Seneca's definition of the Greek word “euthymia” was close, described in On the Shortness of Life essentially as a sense of your own path, and the ability to stay true as other paths intersected it. By removing those intersecting influences, I discovered one could navigate from within—not in a practical “What's the best way to the grocery store?” sense, but in a “What's the best path for me to take in life?” sort of way.

Joseph Campbell probably described it best in The Power of Myth:

Just sheer life cannot be said to have a purpose, because look at all the different purposes it has all over the place. But each incarnation, you might say, has a potentiality, and the mission of life is to live that potentiality. How do you do it? My answer is, “Follow your bliss.” There's something inside you that knows when you're in the center, that knows when you're on the beam or off the beam. And if you get off the beam to earn money, you've lost your life. And if you stay in the center and don't get any money, you still have your bliss.”

That was the conflicting body language as we ran across the sand. Fists high, head low—I was simultaneously accomplishing a dream and abandoning my center. We had biked across the United States! But I'd soon be right back on that externally guided path.

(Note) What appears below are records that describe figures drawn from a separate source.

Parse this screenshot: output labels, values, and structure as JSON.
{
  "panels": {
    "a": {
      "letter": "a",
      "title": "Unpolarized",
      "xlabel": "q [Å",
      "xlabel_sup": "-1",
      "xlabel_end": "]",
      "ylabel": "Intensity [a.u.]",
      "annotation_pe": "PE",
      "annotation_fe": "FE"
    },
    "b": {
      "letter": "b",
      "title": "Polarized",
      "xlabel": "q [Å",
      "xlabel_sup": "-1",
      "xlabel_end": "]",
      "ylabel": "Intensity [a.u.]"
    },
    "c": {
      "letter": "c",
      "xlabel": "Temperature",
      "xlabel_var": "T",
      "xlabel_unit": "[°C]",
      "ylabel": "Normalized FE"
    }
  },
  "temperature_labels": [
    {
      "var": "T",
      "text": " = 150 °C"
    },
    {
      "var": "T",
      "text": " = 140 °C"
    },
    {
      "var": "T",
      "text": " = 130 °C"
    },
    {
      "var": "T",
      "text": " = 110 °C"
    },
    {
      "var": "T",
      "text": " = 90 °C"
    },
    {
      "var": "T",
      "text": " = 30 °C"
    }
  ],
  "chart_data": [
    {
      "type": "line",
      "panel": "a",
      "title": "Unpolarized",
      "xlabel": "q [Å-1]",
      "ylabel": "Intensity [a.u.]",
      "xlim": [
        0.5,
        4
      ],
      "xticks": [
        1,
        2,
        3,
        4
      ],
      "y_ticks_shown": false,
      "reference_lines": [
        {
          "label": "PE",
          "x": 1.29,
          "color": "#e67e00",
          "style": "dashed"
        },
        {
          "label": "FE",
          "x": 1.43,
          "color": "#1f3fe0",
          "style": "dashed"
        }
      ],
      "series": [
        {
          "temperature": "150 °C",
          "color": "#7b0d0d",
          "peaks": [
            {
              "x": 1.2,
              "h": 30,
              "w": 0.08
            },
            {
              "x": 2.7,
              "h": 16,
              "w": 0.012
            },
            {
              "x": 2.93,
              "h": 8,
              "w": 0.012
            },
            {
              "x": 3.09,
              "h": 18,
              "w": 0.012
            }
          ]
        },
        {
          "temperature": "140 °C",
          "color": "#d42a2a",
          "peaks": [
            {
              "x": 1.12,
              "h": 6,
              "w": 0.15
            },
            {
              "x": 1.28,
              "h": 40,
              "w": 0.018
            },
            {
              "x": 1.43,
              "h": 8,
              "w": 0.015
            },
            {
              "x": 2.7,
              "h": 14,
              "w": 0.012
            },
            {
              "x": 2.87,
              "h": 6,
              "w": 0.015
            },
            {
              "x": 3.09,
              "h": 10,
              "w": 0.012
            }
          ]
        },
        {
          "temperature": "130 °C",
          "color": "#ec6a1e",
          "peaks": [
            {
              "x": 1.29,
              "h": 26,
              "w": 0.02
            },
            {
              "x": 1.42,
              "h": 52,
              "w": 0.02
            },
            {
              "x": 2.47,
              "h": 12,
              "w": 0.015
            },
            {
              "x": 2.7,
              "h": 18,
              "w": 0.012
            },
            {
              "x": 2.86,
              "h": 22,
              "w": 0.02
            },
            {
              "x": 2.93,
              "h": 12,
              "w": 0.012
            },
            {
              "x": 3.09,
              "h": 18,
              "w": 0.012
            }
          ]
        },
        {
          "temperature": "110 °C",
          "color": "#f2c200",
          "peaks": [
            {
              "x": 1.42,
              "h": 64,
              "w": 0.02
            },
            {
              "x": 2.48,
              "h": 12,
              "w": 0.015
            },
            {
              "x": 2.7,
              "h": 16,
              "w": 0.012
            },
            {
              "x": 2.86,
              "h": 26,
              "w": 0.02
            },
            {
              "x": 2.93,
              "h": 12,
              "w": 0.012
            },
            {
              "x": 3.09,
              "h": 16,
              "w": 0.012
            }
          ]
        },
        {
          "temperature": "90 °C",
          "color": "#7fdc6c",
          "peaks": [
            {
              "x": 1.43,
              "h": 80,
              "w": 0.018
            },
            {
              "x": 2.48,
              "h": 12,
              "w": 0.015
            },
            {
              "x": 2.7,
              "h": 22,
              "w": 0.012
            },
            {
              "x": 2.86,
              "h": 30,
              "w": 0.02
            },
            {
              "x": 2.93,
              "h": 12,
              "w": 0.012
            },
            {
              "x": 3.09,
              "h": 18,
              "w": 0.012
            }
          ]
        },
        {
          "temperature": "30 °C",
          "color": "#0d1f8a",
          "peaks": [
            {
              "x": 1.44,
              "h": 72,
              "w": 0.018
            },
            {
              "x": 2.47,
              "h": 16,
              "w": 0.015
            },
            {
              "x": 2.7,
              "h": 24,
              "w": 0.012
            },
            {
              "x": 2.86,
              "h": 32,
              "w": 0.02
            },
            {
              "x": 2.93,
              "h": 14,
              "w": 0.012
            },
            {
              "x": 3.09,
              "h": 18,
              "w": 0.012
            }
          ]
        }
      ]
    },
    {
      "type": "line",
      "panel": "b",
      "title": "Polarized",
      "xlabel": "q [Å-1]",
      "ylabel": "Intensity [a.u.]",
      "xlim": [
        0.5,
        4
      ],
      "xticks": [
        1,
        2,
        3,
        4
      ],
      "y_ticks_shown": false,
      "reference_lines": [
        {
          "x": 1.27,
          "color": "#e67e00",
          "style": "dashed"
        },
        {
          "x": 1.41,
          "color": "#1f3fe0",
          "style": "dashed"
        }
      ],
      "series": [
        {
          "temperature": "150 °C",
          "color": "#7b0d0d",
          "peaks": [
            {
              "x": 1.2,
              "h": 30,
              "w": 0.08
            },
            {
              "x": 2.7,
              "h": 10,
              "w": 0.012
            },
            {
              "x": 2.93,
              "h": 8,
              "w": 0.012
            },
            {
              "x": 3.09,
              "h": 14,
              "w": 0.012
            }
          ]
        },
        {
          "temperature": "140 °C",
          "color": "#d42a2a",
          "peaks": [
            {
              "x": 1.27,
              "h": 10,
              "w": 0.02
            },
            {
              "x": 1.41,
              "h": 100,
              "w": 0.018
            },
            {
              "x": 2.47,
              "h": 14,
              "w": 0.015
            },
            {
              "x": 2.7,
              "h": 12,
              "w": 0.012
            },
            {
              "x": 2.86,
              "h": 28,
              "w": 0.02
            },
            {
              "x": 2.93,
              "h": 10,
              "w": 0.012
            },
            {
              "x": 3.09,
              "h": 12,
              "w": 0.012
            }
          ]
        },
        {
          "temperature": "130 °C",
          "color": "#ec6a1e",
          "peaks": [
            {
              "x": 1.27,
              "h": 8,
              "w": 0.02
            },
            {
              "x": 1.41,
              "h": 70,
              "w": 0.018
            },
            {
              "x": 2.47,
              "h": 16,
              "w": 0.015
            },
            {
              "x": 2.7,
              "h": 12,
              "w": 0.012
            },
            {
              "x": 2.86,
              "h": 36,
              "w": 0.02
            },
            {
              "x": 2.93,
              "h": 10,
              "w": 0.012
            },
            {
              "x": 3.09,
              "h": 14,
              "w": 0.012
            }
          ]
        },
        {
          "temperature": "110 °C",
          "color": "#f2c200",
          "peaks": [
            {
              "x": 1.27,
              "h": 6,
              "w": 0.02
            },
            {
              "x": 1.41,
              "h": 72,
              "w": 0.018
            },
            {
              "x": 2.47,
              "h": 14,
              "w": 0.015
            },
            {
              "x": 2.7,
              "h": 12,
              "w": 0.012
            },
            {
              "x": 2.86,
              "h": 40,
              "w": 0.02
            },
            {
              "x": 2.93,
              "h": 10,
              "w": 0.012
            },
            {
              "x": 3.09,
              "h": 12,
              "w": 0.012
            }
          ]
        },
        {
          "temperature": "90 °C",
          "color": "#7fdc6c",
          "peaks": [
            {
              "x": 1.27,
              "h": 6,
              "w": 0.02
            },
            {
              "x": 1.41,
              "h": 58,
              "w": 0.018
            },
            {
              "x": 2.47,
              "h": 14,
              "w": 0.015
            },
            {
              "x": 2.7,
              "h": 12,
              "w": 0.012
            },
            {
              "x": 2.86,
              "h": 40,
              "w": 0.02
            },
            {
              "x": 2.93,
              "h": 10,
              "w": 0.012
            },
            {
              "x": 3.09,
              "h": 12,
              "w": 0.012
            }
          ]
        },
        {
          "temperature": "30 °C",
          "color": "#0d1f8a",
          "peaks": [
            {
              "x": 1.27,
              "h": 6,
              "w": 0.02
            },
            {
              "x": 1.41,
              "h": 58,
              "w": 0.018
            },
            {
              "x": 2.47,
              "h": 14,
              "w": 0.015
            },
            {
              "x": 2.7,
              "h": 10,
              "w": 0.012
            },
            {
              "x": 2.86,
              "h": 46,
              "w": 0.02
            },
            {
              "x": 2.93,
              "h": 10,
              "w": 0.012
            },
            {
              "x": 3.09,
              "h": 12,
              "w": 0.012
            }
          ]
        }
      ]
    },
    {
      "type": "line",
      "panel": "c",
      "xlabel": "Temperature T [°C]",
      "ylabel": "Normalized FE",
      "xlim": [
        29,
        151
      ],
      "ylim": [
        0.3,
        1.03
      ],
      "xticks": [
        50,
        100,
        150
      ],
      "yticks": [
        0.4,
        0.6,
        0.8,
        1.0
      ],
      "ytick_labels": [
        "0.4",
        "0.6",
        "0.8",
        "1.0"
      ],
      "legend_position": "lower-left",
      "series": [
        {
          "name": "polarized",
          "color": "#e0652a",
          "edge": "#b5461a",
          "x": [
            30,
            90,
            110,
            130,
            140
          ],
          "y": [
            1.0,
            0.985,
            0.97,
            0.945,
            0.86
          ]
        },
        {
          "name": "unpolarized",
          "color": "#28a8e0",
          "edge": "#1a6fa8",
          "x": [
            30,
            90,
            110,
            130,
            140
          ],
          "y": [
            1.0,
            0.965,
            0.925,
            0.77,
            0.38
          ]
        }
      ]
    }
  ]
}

I'd probably finish out my bachelor's degree, forget this magic, and proceed straight into medical school.

Incredulously, almost five years later, I find myself at this place of ultimate paradox writing these words in a notebook on the steering wheel of Honda Element home on wheels bound for the mountains just east of Yellowstone National Park to work as the innkeeper and bartender of this stunning old log-cabin lodge for my third summer.

Pedaling cross-country was but the first magnificent chapter.

The time between then and now brimming with such variety of people and experiences and explorations with this website, a channel through which to share perspective and insight from it all... As I look out on what I felt was the site of my ultimate surrender, I realize I have somehow followed the path on which I could see no way forward, but knew I was supposed to go.

For those whose sense of center doesn't align with cultural expectations, this juncture seems to define a life. Follow that which beckons from within? Or subvert one's center to the pursuit of accumulating money? Does this decision not echo through the rest of our lives?

Thanks to this website, I've conferred with many who have discovered this center but fear following it into the unknown. For them, I leave a little adage from Steve Jobs' Stanford Commencement Address that I've carried close since I took a leap of faith back toward my center, a conflicted year and a half after I almost buried it in the sand of the Oregon Coastline:

You can't connect the dots looking forward; you can only connect them looking backwards. So you have to trust that the dots will somehow connect in your future. You have to trust in something - your gut, destiny, life, karma, whatever. This approach has never let me down, and it has made all the difference in my life.”

We've only got one go at this thing. As the wheel of life turns, us and everyone we know will come to pass. And thus, in the long run, we have absolutely nothing to lose.

If called from within, we are all free to answer.